TRANS-NET aims to reverse the trend of poor survival by changing the current concepts of HSCT patient management by improving the understanding at the scientific level, transplant therapy and ensuing graft verus host disease (GvHD) and graft versus leukeamia (GvL) responses . TRANS-NET aims to identify novel prediction indicators and diagnostic markers for the assessment of patients and donors for predicting clinical outcome e.g. occurrence of GvHD and infection. Once identified the diagnostic markers, for example, will be tested by multivariate analysis in Consortium cohorts and once verified, results can be used to modify clinical assessment of patients and ultimately modify individual patient therapy and care. To achieve this goal TRANS-NET will include investigations into the patho-biological mechanisms involved in GvL , GvHD and specific therapies. Partners include the pioneers in clinical research into HSCT who will integrate with scientists with expertise in both the basic biology of the allo-immune response and in genomics , necessary to dissect the complex processes involved in HSCT. Scientific results will be assessed alongside the known clinical indicators of good or poor HSCT outcome with the aim of improving this clinical "diagnostic score" on an individual patient basis. TRANS-NET has therefore included biostatistics and bioinformatics experts to both train and aid in the study planning, and the univariate and multivariate statistical analyses needed for complex clinical cohorts. Important societal training issues on the ethical uses of stem cells are included in the project which will also be applicable to other disciplines. The project involves basic scientists, clinicians, bio-ethicists, pharmacologists, molecular biologists and microarray technologists, with a strong interaction between biotechnology and genomics; focused with the aim to translate, wherever possible, scientific data to clinical practice. The project includes intersectorial disciplines such as autoimmune disease and dermatology. In particular novel aspects include animal and human comparative genomics and non-HLA immunogenetics, such as pharmacogenomics and the development of novel bio-assays for HSCT. These should ultimately lead to novel concepts and clinical practises for individualised patient pre-transplant assessment and optimisation of novel and current therapies and clinical protocols.
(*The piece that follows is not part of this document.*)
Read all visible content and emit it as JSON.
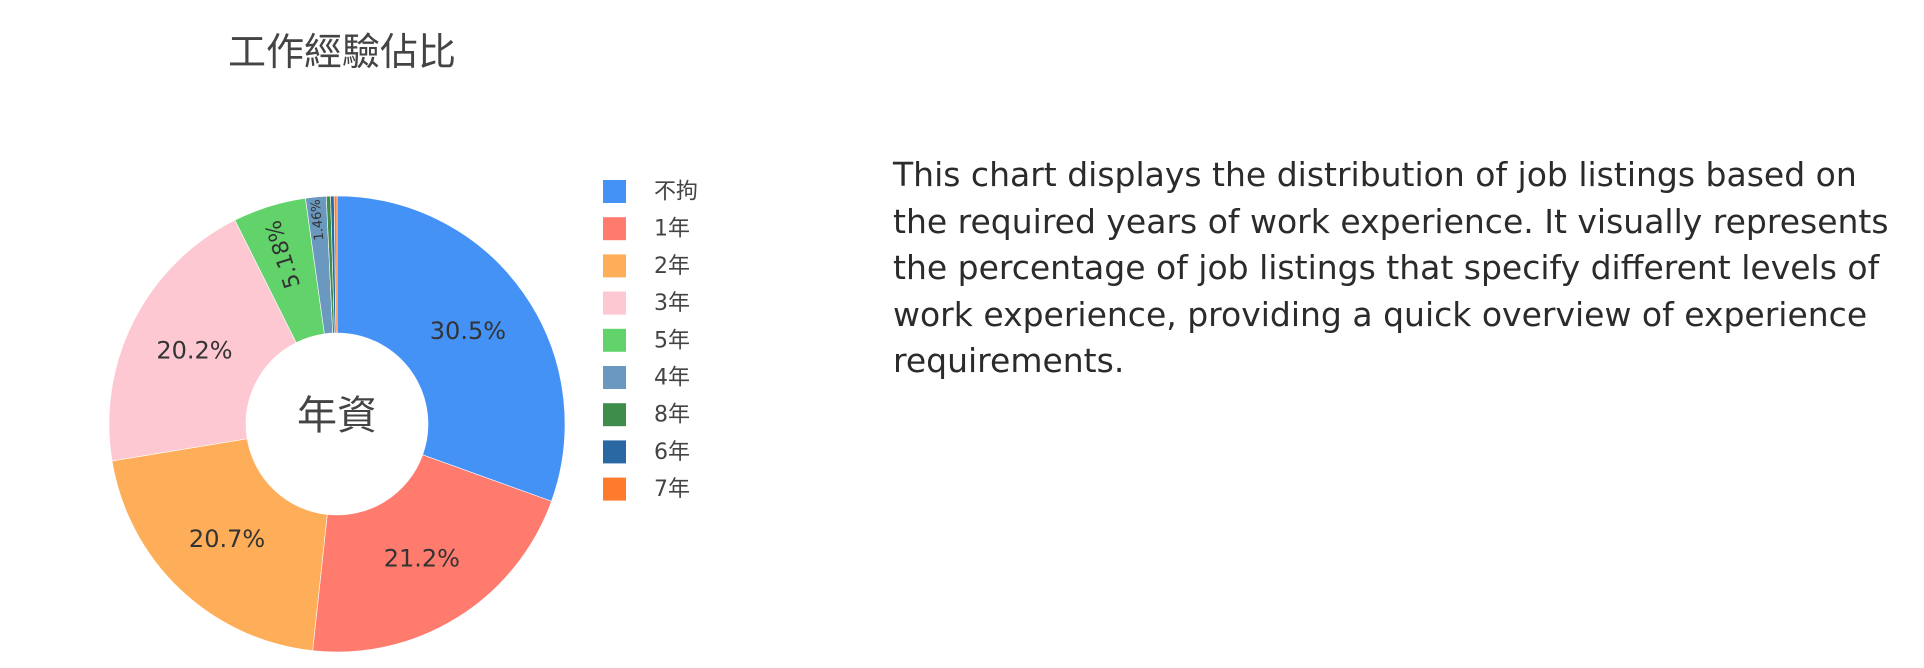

TRANS-NET research includes::-

•  Functional genomic tools to assist in:-

The identification and testing of new or known single nucleotide polymorphisms (SNP) of potential relevance to transplantation genetics.

Creation of novel diagnostic reagents.

•  Novel biotechnologies to enable:-

Assessment of potentially new therapies and cell inhibitors of alloreactivity

New means of monitoring transplant related complications.

•  Gene expression profiling techniques to assist in :-

Identifying targets for potential new immunotherapeutic interventions

Identification of novel diagnostic reagents.